How can I read to dictionary keys in a way that make sense?


I have about a thousand files that are named in a semi-sensible way like the following:

aaa.ba.ca.01
aaa.ba.ca.02
aaa.ba.ca.03

aaa.ba.da.01
aaa.ba.da.02
aaa.ba.da.03

and so on. Let's say each file contains 2 columns of numbers which I need to read in to the dictionaries: wavelength, flux. The reading in part is easy for me, the hard part is that I need to load these dictionaries so that they store the information like:

wavelength['aaa.ba.ca.01'] (which is the wavelengths of that one file)

wavelength['aaa.ba.ca'] (which is the wavelengths of all subfiles ie ...ca.01, ...ca.02, and ...ca.03 -- in order)

wavelength['aaa.ba'] (which also includes all wavelengths of all "subfiles" as well -- again in order).

and so on. The filenames are well-behaved (the sections are separated by periods, the grouping hierarchy is always the same direction, etc.) but the files can be between 4 sections, or 8 sections long.

My question: is there some sensible way to have python glob the names of the files and by parsing strings or some other magic get the data into these dictionaries? I've hit a brick wall.


Solution

  • A simple, but not efficient, way to do so is to subclass Pythons dictionary, so that when given one non-complete key, it concatenates the contents of all matching keys, in alphabetical order.

    There could be more efficient designs: this one major drawback being it will sort and verify all existing dictionary keys on a partial key request.
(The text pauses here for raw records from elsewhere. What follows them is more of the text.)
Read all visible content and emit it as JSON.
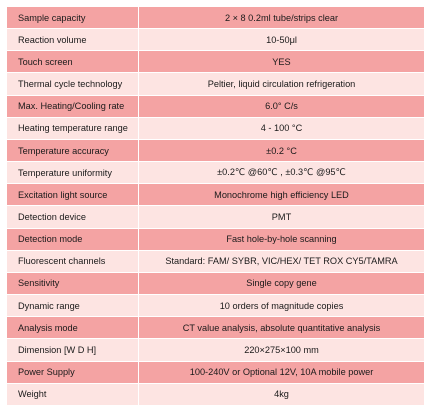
{
  "specs": [
    {
      "label": "Sample capacity",
      "value": "2 × 8 0.2ml tube/strips clear"
    },
    {
      "label": "Reaction volume",
      "value": "10-50μl"
    },
    {
      "label": "Touch screen",
      "value": "YES"
    },
    {
      "label": "Thermal cycle technology",
      "value": "Peltier, liquid circulation refrigeration"
    },
    {
      "label": "Max. Heating/Cooling rate",
      "value": "6.0° C/s"
    },
    {
      "label": "Heating temperature range",
      "value": "4  - 100 °C"
    },
    {
      "label": "Temperature accuracy",
      "value": "±0.2 °C"
    },
    {
      "label": "Temperature uniformity",
      "value": "±0.2℃ @60℃ , ±0.3℃ @95℃"
    },
    {
      "label": "Excitation light source",
      "value": "Monochrome high efficiency LED"
    },
    {
      "label": "Detection device",
      "value": "PMT"
    },
    {
      "label": "Detection mode",
      "value": "Fast hole-by-hole scanning"
    },
    {
      "label": "Fluorescent channels",
      "value": "Standard: FAM/ SYBR, VIC/HEX/ TET  ROX CY5/TAMRA"
    },
    {
      "label": "Sensitivity",
      "value": "Single copy gene"
    },
    {
      "label": "Dynamic range",
      "value": "10 orders of magnitude copies"
    },
    {
      "label": "Analysis mode",
      "value": "CT value analysis, absolute quantitative analysis"
    },
    {
      "label": "Dimension [W    D    H]",
      "value": "220×275×100 mm"
    },
    {
      "label": "Power Supply",
      "value": "100-240V or Optional 12V, 10A mobile power"
    },
    {
      "label": "Weight",
      "value": "4kg"
    }
  ],
  "colors": {
    "row_dark": "#f4a3a3",
    "row_light": "#fde4e2"
  }
}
Otherwise, it is so simple to implement that it is worth a try:

    class MultiDict(dict):
        def __getitem__(self, key):
            if key in self:
                return dict.__getitem__(self, key)
            result = []
            for complete_key in sorted(self.keys()):
                if complete_key.startswith(key):
                    result.extend(self[complete_key])
            return result
    
    #example 
    a = MultiDict()
    a["a0"] = [1]
    a["a1"] = [2]
    print  a["a"]
    [1, 2]
    

    As for getting teh data in the dictionary, just iterate over all files, with glob or os.listdir, and read the desired contents, as a list, into a MultiDict item using the filename as a key.